In spite of the degradation both economically and culturally that the less privileged races in
these novels endure, both novels offer some hope for the subjugated race. At the end of Black No
More nearly all of the blacks in America have become white, so Dr. Crookman distributes a
pamphlet stating that the original white people will have slightly darker skin, and as a result, the
white people quickly attempt to make themselves as dark as possible in an ironic flip of the
original structure of society (Schuyler 148-150). This flip effectively eliminates the color aspect
of race by illustrating how society redistributes itself to form a privileged and an unprivileged
group around capitalist greed, and emphasizes the cultural and economic aspects of the societal
divide.

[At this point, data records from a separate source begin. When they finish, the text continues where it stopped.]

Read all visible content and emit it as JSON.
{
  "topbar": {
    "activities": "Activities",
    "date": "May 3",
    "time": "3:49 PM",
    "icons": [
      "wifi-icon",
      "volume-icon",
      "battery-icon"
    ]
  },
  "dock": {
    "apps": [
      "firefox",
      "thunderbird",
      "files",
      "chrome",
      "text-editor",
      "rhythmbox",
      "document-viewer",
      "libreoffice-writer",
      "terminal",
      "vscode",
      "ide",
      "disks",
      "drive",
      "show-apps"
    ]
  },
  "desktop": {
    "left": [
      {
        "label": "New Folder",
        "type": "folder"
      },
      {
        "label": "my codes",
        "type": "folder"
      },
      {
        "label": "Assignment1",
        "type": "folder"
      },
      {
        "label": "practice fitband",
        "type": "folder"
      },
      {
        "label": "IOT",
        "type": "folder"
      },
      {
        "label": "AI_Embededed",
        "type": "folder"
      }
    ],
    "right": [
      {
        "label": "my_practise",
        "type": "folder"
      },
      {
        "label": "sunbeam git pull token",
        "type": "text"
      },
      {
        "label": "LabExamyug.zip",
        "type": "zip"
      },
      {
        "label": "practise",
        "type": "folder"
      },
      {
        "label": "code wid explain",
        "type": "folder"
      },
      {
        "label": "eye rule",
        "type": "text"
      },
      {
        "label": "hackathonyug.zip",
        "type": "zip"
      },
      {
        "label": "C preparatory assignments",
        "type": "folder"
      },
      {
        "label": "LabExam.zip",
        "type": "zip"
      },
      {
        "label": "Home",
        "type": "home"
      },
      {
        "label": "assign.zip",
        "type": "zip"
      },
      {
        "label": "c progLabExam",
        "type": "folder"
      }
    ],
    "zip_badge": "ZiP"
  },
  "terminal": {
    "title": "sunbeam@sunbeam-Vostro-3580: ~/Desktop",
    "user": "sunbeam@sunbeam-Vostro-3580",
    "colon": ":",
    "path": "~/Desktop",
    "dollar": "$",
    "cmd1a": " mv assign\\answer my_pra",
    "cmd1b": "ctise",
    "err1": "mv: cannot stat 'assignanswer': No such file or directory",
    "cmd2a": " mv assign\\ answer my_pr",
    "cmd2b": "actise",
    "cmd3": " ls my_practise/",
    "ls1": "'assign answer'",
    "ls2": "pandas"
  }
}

Through this societal flip, Schuyler reveals that black society would have been better off
remaining in their original state than in changing to appear white, showing that by maintaining
their original culture, the black people of the novel would have secured a better social standing
that allows for better economic standing in the novel. The Rag Doll Plagues delivers a similar
message in a repeating theme of each of the three books of the story. In each story Gregory
begins his medical career under the direction of the privileged powerful race: In the first he is a
physician for the King of Spain (Morales 11); in the second he is a doctor at a clinic in Orange
County; and in the third he is a medical director for a large area of the west coast of North
America under the control of the directorate, a large governmental organization that controls all
of North America. However, in each of the stories he abandons the callous normative form of
Lastname 6
power in favor of Native Indian medicine and culture that emphasizes acceptance and fraternity
above all else (Morales 66, 128, 198-199). The stories inevitably end on a hopeful note, with
Gregory embracing the new opportunities that his shift to native culture provides and
symbolically acting as a beacon of hope for the Native race if they can embrace their own culture
and either rid themselves of, or limit the effects of capitalist dominating culture. In this way, the
path to better social and economic welfare is through a return to native forms of culture even in
the face of capitalist domination.
These novels depict alternative histories to the one in which we reside, one through satire, and
one in a more serious cyclical form, yet they discuss issues which have plagued and continue to
plague our society. The depictions of the overwhelming power of capitalist greed over multiple
aspects of society is extremely pertinent to American society and the issues it has faced in
embracing a capitalist culture of greed. The ability for an economic system to have not only
detrimental economic effects for a subjugated race, but also societal and even cultural effects
poses a challenge to readers to see the effects of capitalism for themselves and attempt to find a
solution. The novels each offer a small glimmer of hope in the power of embracing one’s culture,
but the struggle which the subjugated cultures constantly face challenges readers to find their
own solution to the problem of capitalist greed.
Lastname 7
Works Cited
Morales, Alejandro. The Rag Doll Plagues. Houston, TX: Arte Publico, 1992. Print.
Schuyler, George S. Black No More. New York: Modern Library, 1999. Print.